Kremlin accuses Biden of 'demonising' Russia to win more Ukraine money from Congress

  • World
  • Thursday, 07 Dec 2023

Vendors remove debris at a local market following recent shelling in the course of Russia-Ukraine conflict in Donetsk, Russian-controlled Ukraine, December 6, 2023. REUTERS/Valery Melnikov

MOSCOW (Reuters) - The Kremlin on Thursday accused President Joe Biden of seeking to demonise Russia in order to wring more funds from Congress to keep the war in Ukraine going, something Moscow likened to burning U.S. taxpayers' money in a furnace.

Biden pleaded with Republicans on Wednesday for a fresh infusion of military aid for Ukraine, warning that a victory for Russia over Kyiv would leave Moscow in position to attack NATO allies and could draw U.S. troops into a war.

However, Senate Republicans later on Wednesday blocked Democratic-backed legislation that would have provided billions of dollars in new security assistance for Ukraine, saying they wanted to press their point about the importance of tighter border policy.

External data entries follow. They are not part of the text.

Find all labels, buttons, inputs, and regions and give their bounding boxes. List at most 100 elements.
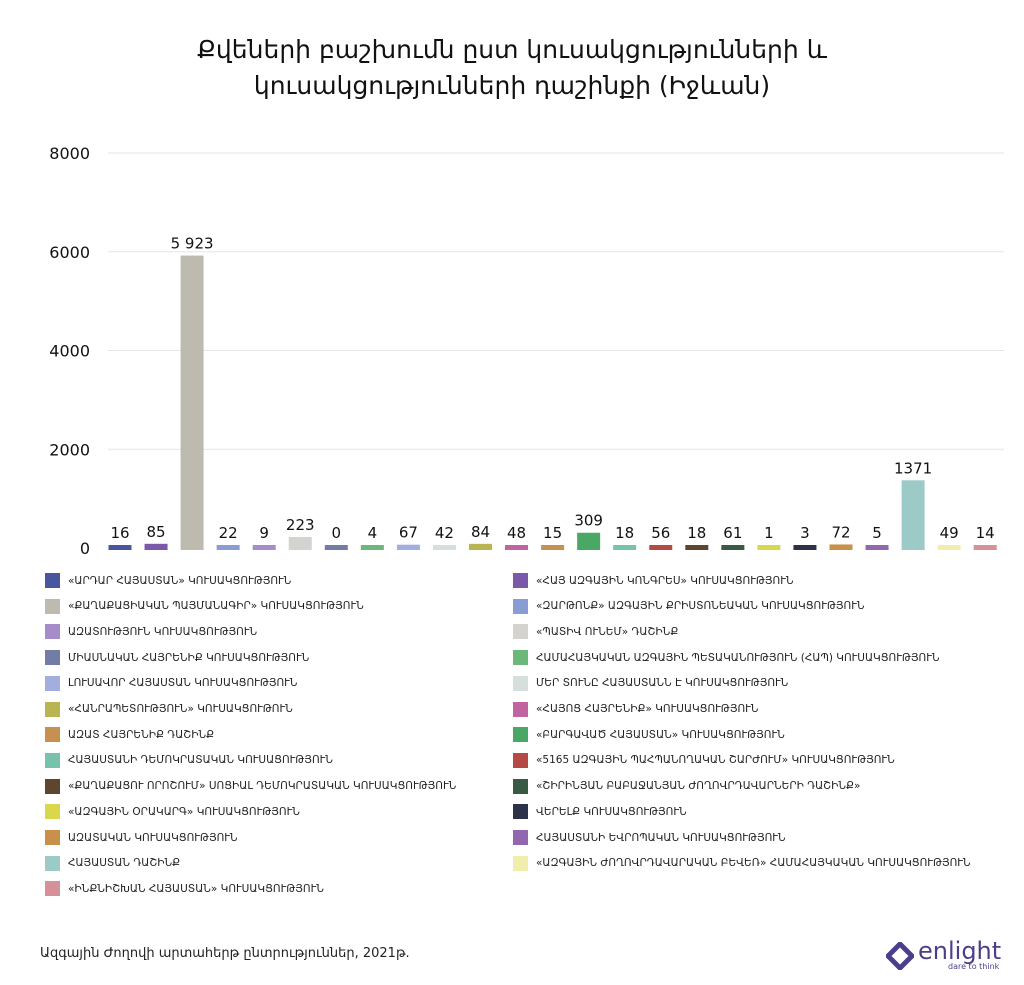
- legend-swatch: [513, 778, 528, 794]
- bar: [901, 480, 925, 550]
- legend-label: ԼՈՒՍԱՎՈՐ ՀԱՅԱՍՏԱՆ ԿՈՒՍԱԿՑՈՒԹՅՈՒՆ: [68, 677, 298, 690]
- data-label: 9: [259, 524, 269, 542]
- legend-item: ՎԵՐԵԼՔ ԿՈՒՍԱԿՑՈՒԹՅՈՒՆ: [513, 804, 687, 820]
- legend-item: «ՇԻՐԻՆՅԱՆ ԲԱԲԱՋԱՆՅԱՆ ԺՈՂՈՎՐԴԱՎԱՐՆԵՐԻ ԴԱՇ…: [513, 778, 861, 794]
- data-label: 4: [368, 524, 378, 542]
- legend-item: ՀԱՅԱՍՏԱՆԻ ԵՎՐՈՊԱԿԱՆ ԿՈՒՍԱԿՑՈՒԹՅՈՒՆ: [513, 830, 786, 845]
- legend-label: ԱԶԱՏՈՒԹՅՈՒՆ ԿՈՒՍԱԿՑՈՒԹՅՈՒՆ: [68, 625, 258, 638]
- bar: [865, 545, 889, 550]
- source-note: Ազգային Ժողովի արտահերթ ընտրություններ, …: [40, 946, 410, 961]
- data-label: 72: [831, 523, 850, 541]
- bar: [721, 544, 745, 550]
- legend-swatch: [45, 573, 60, 588]
- data-label: 309: [574, 512, 603, 530]
- legend-item: «ԱՐԴԱՐ ՀԱՅԱՍՏԱՆ» ԿՈՒՍԱԿՑՈՒԹՅՈՒՆ: [45, 573, 291, 588]
- legend-label: ՄԵՐ ՏՈՒՆԸ ՀԱՅԱՍՏԱՆՆ Է ԿՈՒՍԱԿՑՈՒԹՅՈՒՆ: [536, 677, 789, 690]
- data-label: 18: [615, 524, 634, 542]
- legend-label: «ԻՆՔՆԻՇԽԱՆ ՀԱՅԱՍՏԱՆ» ԿՈՒՍԱԿՑՈՒԹՅՈՒՆ: [68, 882, 324, 895]
- legend-item: «ԲԱՐԳԱՎԱԾ ՀԱՅԱՍՏԱՆ» ԿՈՒՍԱԿՑՈՒԹՅՈՒՆ: [513, 727, 785, 743]
- data-label: 56: [651, 524, 670, 542]
- legend-item: «ՔԱՂԱՔԱՑՈՒ ՈՐՈՇՈՒՄ» ՍՈՑԻԱԼ ԴԵՄՈԿՐԱՏԱԿԱՆ …: [45, 778, 456, 794]
- legend-item: «ՀԱՅՈՑ ՀԱՅՐԵՆԻՔ» ԿՈՒՍԱԿՑՈՒԹՅՈՒՆ: [513, 701, 759, 717]
- logo: enlight dare to think: [886, 939, 1001, 971]
- enlight-logo-icon: [886, 941, 914, 970]
- bar: [360, 545, 384, 550]
- legend-swatch: [513, 727, 528, 743]
- bar: [937, 545, 961, 550]
- bar: [505, 545, 529, 550]
- chart-title: Քվեների բաշխումն ըստ կուսակցությունների …: [197, 35, 827, 100]
- data-label: 61: [723, 524, 742, 542]
- legend-item: «ԱԶԳԱՅԻՆ ԺՈՂՈՎՐԴԱՎԱՐԱԿԱՆ ԲԵՎԵՌ» ՀԱՄԱՀԱՅԿ…: [513, 855, 971, 871]
- legend-item: «ՔԱՂԱՔԱՑԻԱԿԱՆ ՊԱՅՄԱՆԱԳԻՐ» ԿՈՒՍԱԿՑՈՒԹՅՈՒՆ: [45, 598, 364, 614]
- legend-swatch: [513, 855, 528, 871]
- legend-label: ՀԱՅԱՍՏԱՆԻ ԵՎՐՈՊԱԿԱՆ ԿՈՒՍԱԿՑՈՒԹՅՈՒՆ: [536, 831, 786, 844]
- data-label: 49: [940, 524, 959, 542]
- legend-item: «ՊԱՏԻՎ ՈՒՆԵՄ» ԴԱՇԻՆՔ: [513, 624, 678, 640]
- bar: [757, 545, 781, 550]
- legend-label: «ՀԱՅ ԱԶԳԱՅԻՆ ԿՈՆԳՐԵՍ» ԿՈՒՍԱԿՑՈՒԹՅՈՒՆ: [536, 574, 794, 587]
- legend-label: ԱԶԱՏԱԿԱՆ ԿՈՒՍԱԿՑՈՒԹՅՈՒՆ: [68, 831, 238, 844]
- legend-item: ՄԵՐ ՏՈՒՆԸ ՀԱՅԱՍՏԱՆՆ Է ԿՈՒՍԱԿՑՈՒԹՅՈՒՆ: [513, 675, 789, 691]
- bar: [324, 545, 348, 550]
- legend-label: ԱԶԱՏ ՀԱՅՐԵՆԻՔ ԴԱՇԻՆՔ: [68, 728, 215, 741]
- legend-swatch: [513, 804, 528, 820]
- bar: [252, 545, 276, 550]
- legend-item: «5165 ԱԶԳԱՅԻՆ ՊԱՀՊԱՆՈՂԱԿԱՆ ՇԱՐԺՈՒՄ» ԿՈՒՍ…: [513, 752, 895, 768]
- legend-swatch: [45, 701, 60, 717]
- legend-item: «ԶԱՐԹՈՆՔ» ԱԶԳԱՅԻՆ ՔՐԻՍՏՈՆԵԱԿԱՆ ԿՈՒՍԱԿՑՈՒ…: [513, 598, 865, 614]
- legend-label: «ՇԻՐԻՆՅԱՆ ԲԱԲԱՋԱՆՅԱՆ ԺՈՂՈՎՐԴԱՎԱՐՆԵՐԻ ԴԱՇ…: [536, 780, 861, 793]
- bar: [973, 545, 997, 550]
- bar-chart: 0 2000 4000 6000 8000 16 85 5 923 22 9 223 0 4 67 42 84…: [49, 144, 1004, 558]
- legend-swatch: [45, 830, 60, 845]
- data-label: 5: [872, 524, 882, 542]
- bar: [685, 545, 709, 550]
- bar: [577, 532, 601, 550]
- legend-item: «ԱԶԳԱՅԻՆ ՕՐԱԿԱՐԳ» ԿՈՒՍԱԿՑՈՒԹՅՈՒՆ: [45, 804, 300, 820]
- data-label: 3: [800, 524, 810, 542]
- legend-item: ԱԶԱՏԱԿԱՆ ԿՈՒՍԱԿՑՈՒԹՅՈՒՆ: [45, 830, 238, 845]
- legend-swatch: [513, 830, 528, 845]
- bar: [829, 544, 853, 550]
- legend-label: «ՔԱՂԱՔԱՑԻԱԿԱՆ ՊԱՅՄԱՆԱԳԻՐ» ԿՈՒՍԱԿՑՈՒԹՅՈՒՆ: [68, 600, 364, 613]
- data-label: 85: [147, 523, 166, 541]
- legend-swatch: [45, 778, 60, 794]
- legend-swatch: [513, 573, 528, 588]
- legend-item: ՄԻԱՍՆԱԿԱՆ ՀԱՅՐԵՆԻՔ ԿՈՒՍԱԿՑՈՒԹՅՈՒՆ: [45, 650, 309, 666]
- legend-swatch: [45, 624, 60, 640]
- legend-item: ԱԶԱՏՈՒԹՅՈՒՆ ԿՈՒՍԱԿՑՈՒԹՅՈՒՆ: [45, 624, 258, 640]
- y-tick-label: 4000: [49, 342, 90, 361]
- legend-swatch: [45, 804, 60, 820]
- legend-swatch: [45, 752, 60, 768]
- bar: [216, 545, 240, 550]
- legend-label: ՀԱՅԱՍՏԱՆԻ ԴԵՄՈԿՐԱՏԱԿԱՆ ԿՈՒՍԱՑՈՒԹՅՈՒՆ: [68, 754, 333, 767]
- bar: [541, 545, 565, 550]
- data-label: 18: [687, 524, 706, 542]
- bar: [108, 545, 132, 550]
- data-label: 15: [543, 524, 562, 542]
- legend-label: «5165 ԱԶԳԱՅԻՆ ՊԱՀՊԱՆՈՂԱԿԱՆ ՇԱՐԺՈՒՄ» ԿՈՒՍ…: [536, 754, 895, 767]
- legend-swatch: [513, 701, 528, 717]
- bar: [613, 545, 637, 550]
- legend-label: «ԱՐԴԱՐ ՀԱՅԱՍՏԱՆ» ԿՈՒՍԱԿՑՈՒԹՅՈՒՆ: [68, 574, 292, 587]
- legend-swatch: [45, 855, 60, 871]
- legend-item: ՀԱՄԱՀԱՅԿԱԿԱՆ ԱԶԳԱՅԻՆ ՊԵՏԱԿԱՆՈՒԹՅՈՒՆ (ՀԱՊ…: [513, 650, 940, 666]
- bar: [649, 545, 673, 550]
- legend-swatch: [45, 727, 60, 743]
- legend-label: «ԲԱՐԳԱՎԱԾ ՀԱՅԱՍՏԱՆ» ԿՈՒՍԱԿՑՈՒԹՅՈՒՆ: [536, 728, 785, 741]
- legend-item: ՀԱՅԱՍՏԱՆ ԴԱՇԻՆՔ: [45, 855, 180, 871]
- bar: [469, 543, 492, 550]
- legend-item: «ՀԱՆՐԱՊԵՏՈՒԹՅՈՒՆ» ԿՈՒՍԱԿՑՈՒԹՈՒՆ: [45, 701, 293, 717]
- legend-item: «ԻՆՔՆԻՇԽԱՆ ՀԱՅԱՍՏԱՆ» ԿՈՒՍԱԿՑՈՒԹՅՈՒՆ: [45, 881, 324, 897]
- bar: [793, 545, 817, 550]
- bar: [396, 544, 420, 550]
- legend-label: ՎԵՐԵԼՔ ԿՈՒՍԱԿՑՈՒԹՅՈՒՆ: [536, 805, 687, 818]
- legend-label: «ԱԶԳԱՅԻՆ ԺՈՂՈՎՐԴԱՎԱՐԱԿԱՆ ԲԵՎԵՌ» ՀԱՄԱՀԱՅԿ…: [536, 857, 971, 870]
- legend-label: «ՀԱՅՈՑ ՀԱՅՐԵՆԻՔ» ԿՈՒՍԱԿՑՈՒԹՅՈՒՆ: [536, 703, 759, 715]
- legend-label: «ԶԱՐԹՈՆՔ» ԱԶԳԱՅԻՆ ՔՐԻՍՏՈՆԵԱԿԱՆ ԿՈՒՍԱԿՑՈՒ…: [536, 600, 865, 613]
- data-label: 1: [764, 524, 774, 542]
- legend-swatch: [513, 650, 528, 666]
- legend-label: ՀԱՄԱՀԱՅԿԱԿԱՆ ԱԶԳԱՅԻՆ ՊԵՏԱԿԱՆՈՒԹՅՈՒՆ (ՀԱՊ…: [536, 651, 940, 664]
- bar: [144, 543, 168, 550]
- legend-swatch: [45, 881, 60, 897]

Kremlin spokesman Dmitry Peskov accused Biden of trying to persuade U.S. lawmakers to do something that Moscow has long argued is futile and will merely prolong a war which Russia has said it must win to protect its own security.

"We very much regret that the U.S. leadership continues its habit of using Russia as a tool in its domestic affairs," said Peskov.

"And in this case specifically, they are engaged in an absolutely blatant demonisation of our country in order to manipulate their congressmen and senators in order to continue to burn American taxpayers' money in the furnace of the Ukrainian war.

"We believe that this is a very unfortunate practice, and we would like to hope that there are still many people with sober minds among American congressmen who understand that this is nothing but absolute demonisation aimed at manipulating them."

Putin sent troops into Ukraine early last year, triggering a war that has killed or wounded hundreds of thousands and led to the biggest confrontation between Russia and the West in six decades.

The West has given Ukraine more than $246 billion in aid and weapons, but a Ukrainian counteroffensive has failed and Russia remains in control of just under a fifth of Ukrainian territory.

In his plea to Republicans on Wednesday, Biden said:

"If Putin takes Ukraine, he won’t stop there," predicting that Putin would go on to attack a NATO ally.

Then, Biden added, "we’ll have something that we don't seek and that we don't have today: American troops fighting Russian troops".

Sergei Naryshkin, Putin's foreign intelligence chief, told the United States earlier on Thursday that Western support for Ukraine would turn the conflict into a "second Vietnam" haunting Washington for years to come.

"Ultimately, the U.S. risks creating a 'second Vietnam' for itself, and every new American administration will have to try to deal with it," the head of Russia's Foreign Intelligence Service (SVR), said in an article.